Anatomy-Guided Multitask Learning for MRI-Based Classification of Placenta Accreta Spectrum and its Subtypes
Hai Jiang, Qiongting Liu, Yuanpin Zhou, Jiawei Pan, Ting Song, Yao Lu
TL;DR
This work tackles the prenatal diagnosis of Placenta Accreta Spectrum (PAS) and its subtypes using MRI by introducing a one-stage multiclass CNN with two branches and multitask learning. The model combines a residual-block classification backbone with a ROI-guided segmentation decoder, optimizing a joint loss $L = L_{cls} + \lambda L_{seg}$ (with $\lambda=1$) to perform four-class classification ($C=4$) among non-PAS, PA, PI, and PP while also predicting ROI masks. On a real clinical dataset of 4,140 MRI slices from 414–416 patients, the approach achieves state-of-the-art macro-AUC ($0.8015$) and demonstrates the benefit of incorporating anatomical ROI guidance and multitask learning. These results suggest a practical, efficient framework for prenatal PAS subtype diagnosis with potential clinical impact for risk stratification and management.
Abstract
Placenta Accreta Spectrum Disorders (PAS) pose significant risks during pregnancy, frequently leading to postpartum hemorrhage during cesarean deliveries and other severe clinical complications, with bleeding severity correlating to the degree of placental invasion.

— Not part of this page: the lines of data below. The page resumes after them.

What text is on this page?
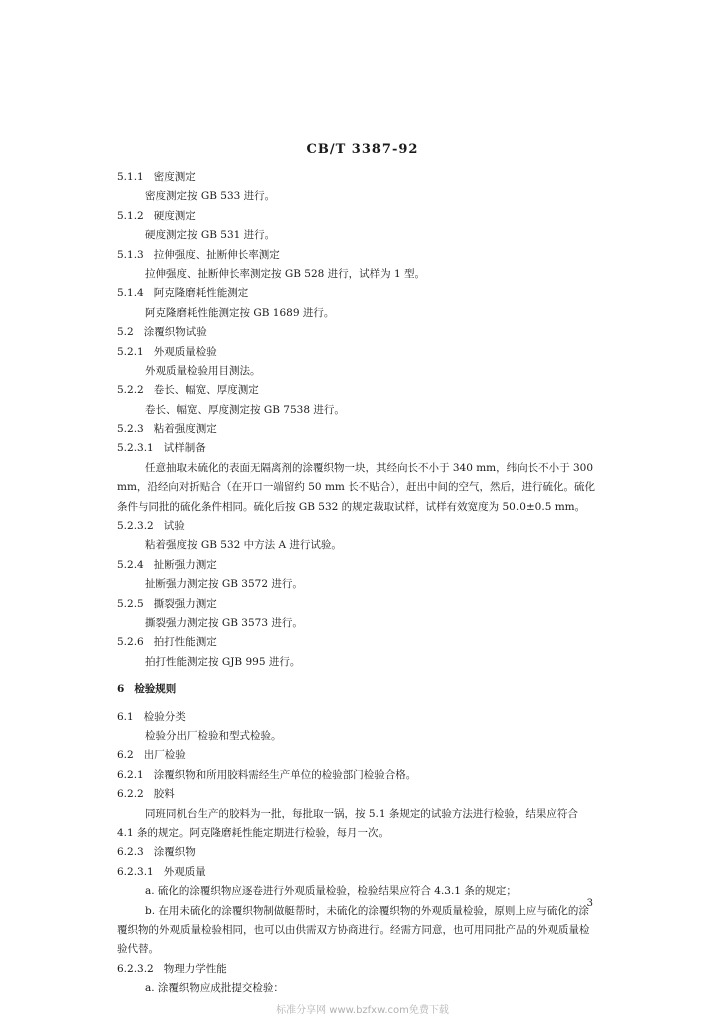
CB/T 3387-92
5.1.1 密度测定
密度测定按 GB 533 进行。
5.1.2 硬度测定
硬度测定按 GB 531 进行。
5.1.3 拉伸强度、扯断伸长率测定
拉伸强度、扯断伸长率测定按 GB 528 进行，试样为 1 型。
5.1.4 阿克隆磨耗性能测定
阿克隆磨耗性能测定按 GB 1689 进行。
5.2 涂覆织物试验
5.2.1 外观质量检验
外观质量检验用目测法。
5.2.2 卷长、幅宽、厚度测定
卷长、幅宽、厚度测定按 GB 7538 进行。
5.2.3 粘着强度测定
5.2.3.1 试样制备
任意抽取未硫化的表面无隔离剂的涂覆织物一块，其经向长不小于 340 mm，纬向长不小于 300 mm，沿经向对折贴合（在开口一端留约 50 mm 长不贴合），赶出中间的空气，然后，进行硫化。硫化条件与同批的硫化条件相同。硫化后按 GB 532 的规定裁取试样，试样有效宽度为 50.0±0.5 mm。
5.2.3.2 试验
粘着强度按 GB 532 中方法 A 进行试验。
5.2.4 扯断强力测定
扯断强力测定按 GB 3572 进行。
5.2.5 撕裂强力测定
撕裂强力测定按 GB 3573 进行。
5.2.6 拍打性能测定
拍打性能测定按 GJB 995 进行。
6 检验规则
6.1 检验分类
检验分出厂检验和型式检验。
6.2 出厂检验
6.2.1 涂覆织物和所用胶料需经生产单位的检验部门检验合格。
6.2.2 胶料
同班同机台生产的胶料为一批，每批取一锅，按 5.1 条规定的试验方法进行检验，结果应符合 4.1 条的规定。阿克隆磨耗性能定期进行检验，每月一次。
6.2.3 涂覆织物
6.2.3.1 外观质量
a. 硫化的涂覆织物应逐卷进行外观质量检验，检验结果应符合 4.3.1 条的规定；
b. 在用未硫化的涂覆织物制做艇帮时，未硫化的涂覆织物的外观质量检验，原则上应与硫化的涂覆织物的外观质量检验相同，也可以由供需双方协商进行。经需方同意，也可用同批产品的外观质量检验代替。
6.2.3.2 物理力学性能
a. 涂覆织物应成批提交检验：
3
标准分享网 www.bzfxw.com免费下载
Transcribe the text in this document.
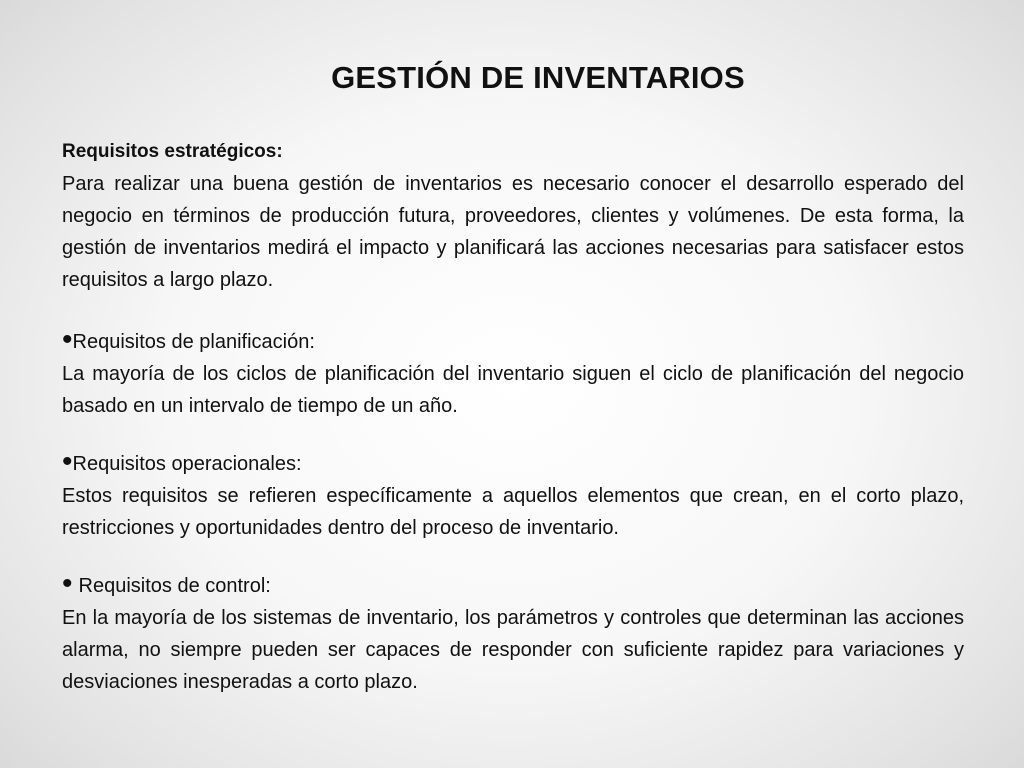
GESTIÓN DE INVENTARIOS
Requisitos estratégicos:

Para realizar una buena gestión de inventarios es necesario conocer el desarrollo esperado del negocio en términos de producción futura, proveedores, clientes y volúmenes. De esta forma, la gestión de inventarios medirá el impacto y planificará las acciones necesarias para satisfacer estos requisitos a largo plazo.

•Requisitos de planificación:

La mayoría de los ciclos de planificación del inventario siguen el ciclo de planificación del negocio basado en un intervalo de tiempo de un año.

•Requisitos operacionales:

Estos requisitos se refieren específicamente a aquellos elementos que crean, en el corto plazo, restricciones y oportunidades dentro del proceso de inventario.

• Requisitos de control:

En la mayoría de los sistemas de inventario, los parámetros y controles que determinan las acciones alarma, no siempre pueden ser capaces de responder con suficiente rapidez para variaciones y desviaciones inesperadas a corto plazo.
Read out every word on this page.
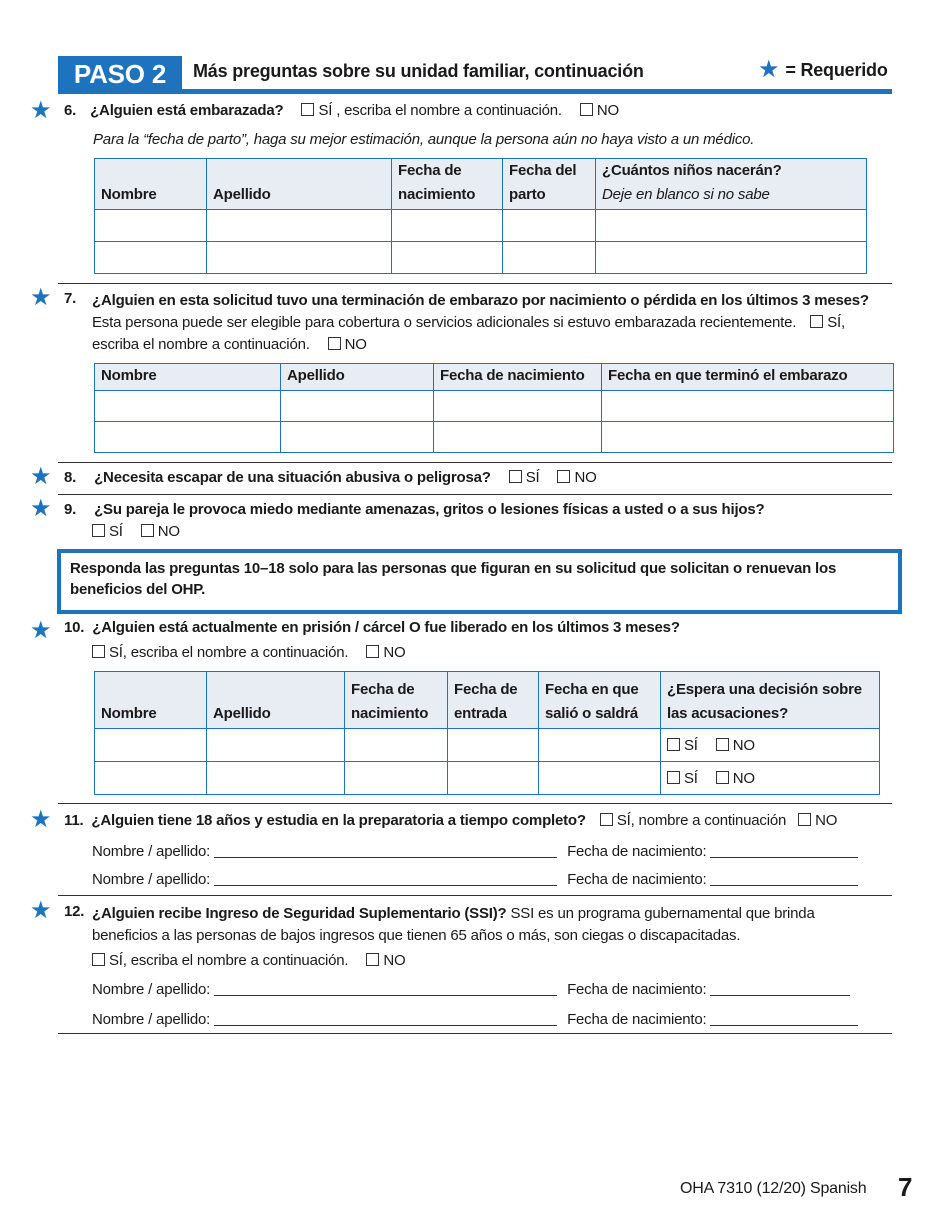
PASO 2	Más preguntas sobre su unidad familiar, continuación	★ = Requerido
★ 6. ¿Alguien está embarazada? SÍ , escriba el nombre a continuación. NO
Para la “fecha de parto”, haga su mejor estimación, aunque la persona aún no haya visto a un médico.
Nombre	Apellido	Fecha de nacimiento	Fecha del parto	¿Cuántos niños nacerán?
Deje en blanco si no sabe

★ 7. ¿Alguien en esta solicitud tuvo una terminación de embarazo por nacimiento o pérdida en los últimos 3 meses? Esta persona puede ser elegible para cobertura o servicios adicionales si estuvo embarazada recientemente. SÍ, escriba el nombre a continuación. NO
Nombre	Apellido	Fecha de nacimiento	Fecha en que terminó el embarazo

★ 8. ¿Necesita escapar de una situación abusiva o peligrosa? SÍ NO
★ 9. ¿Su pareja le provoca miedo mediante amenazas, gritos o lesiones físicas a usted o a sus hijos?
SÍ NO
Responda las preguntas 10–18 solo para las personas que figuran en su solicitud que solicitan o renuevan los beneficios del OHP.
★ 10. ¿Alguien está actualmente en prisión / cárcel O fue liberado en los últimos 3 meses?
SÍ, escriba el nombre a continuación. NO
Nombre	Apellido	Fecha de nacimiento	Fecha de entrada	Fecha en que salió o saldrá	¿Espera una decisión sobre las acusaciones?
					SÍ NO
					SÍ NO
★ 11. ¿Alguien tiene 18 años y estudia en la preparatoria a tiempo completo? SÍ, nombre a continuación NO
Nombre / apellido:	Fecha de nacimiento:
Nombre / apellido:	Fecha de nacimiento:
★ 12. ¿Alguien recibe Ingreso de Seguridad Suplementario (SSI)? SSI es un programa gubernamental que brinda beneficios a las personas de bajos ingresos que tienen 65 años o más, son ciegas o discapacitadas.
SÍ, escriba el nombre a continuación. NO
Nombre / apellido:	Fecha de nacimiento:
Nombre / apellido:	Fecha de nacimiento:
OHA 7310 (12/20) Spanish 7
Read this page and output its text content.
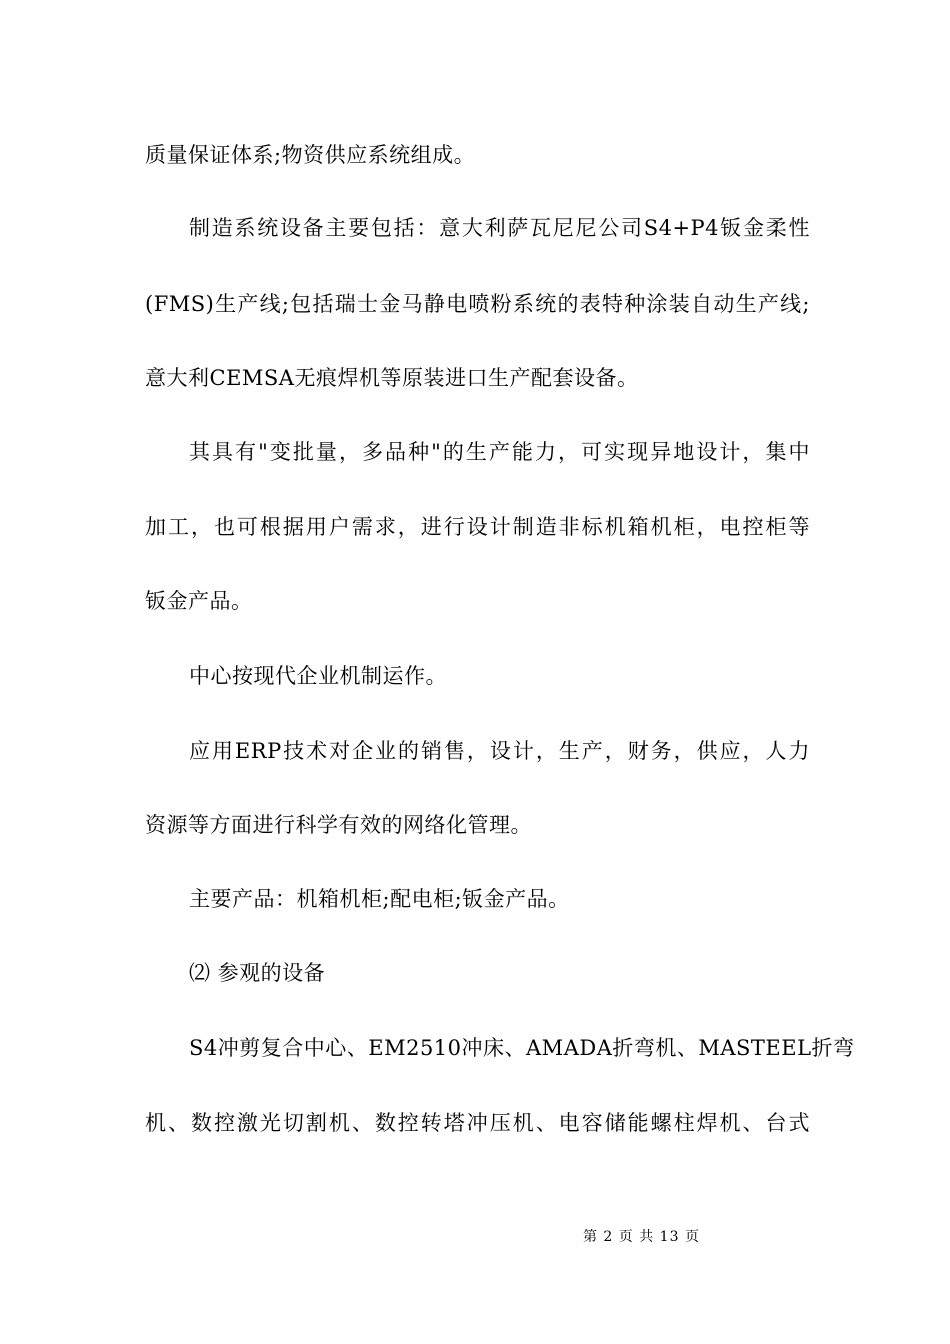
质量保证体系;物资供应系统组成。
制造系统设备主要包括：意大利萨瓦尼尼公司S4+P4钣金柔性
(FMS)生产线;包括瑞士金马静电喷粉系统的表特种涂装自动生产线;
意大利CEMSA无痕焊机等原装进口生产配套设备。
其具有"变批量，多品种"的生产能力，可实现异地设计，集中
加工，也可根据用户需求，进行设计制造非标机箱机柜，电控柜等
钣金产品。
中心按现代企业机制运作。
应用ERP技术对企业的销售，设计，生产，财务，供应，人力
资源等方面进行科学有效的网络化管理。
主要产品：机箱机柜;配电柜;钣金产品。
⑵ 参观的设备
S4冲剪复合中心、EM2510冲床、AMADA折弯机、MASTEEL折弯
机、数控激光切割机、数控转塔冲压机、电容储能螺柱焊机、台式

第 2 页 共 13 页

Consequently, accurate prenatal diagnosis of PAS and its subtypes-placenta accreta (PA), placenta increta (PI), and placenta percreta (PP)-is crucial. However, existing guidelines and methodologies predominantly focus on the presence of PAS, with limited research addressing subtype recognition. Additionally, previous multi-class diagnostic efforts have primarily relied on inefficient two-stage cascaded binary classification tasks. In this study, we propose a novel convolutional neural network (CNN) architecture designed for efficient one-stage multiclass diagnosis of PAS and its subtypes, based on 4,140 magnetic resonance imaging (MRI) slices. Our model features two branches: the main classification branch utilizes a residual block architecture comprising multiple residual blocks, while the second branch integrates anatomical features of the uteroplacental area and the adjacent uterine serous layer to enhance the model's attention during classification. Furthermore, we implement a multitask learning strategy to leverage both branches effectively. Experiments conducted on a real clinical dataset demonstrate that our model achieves state-of-the-art performance.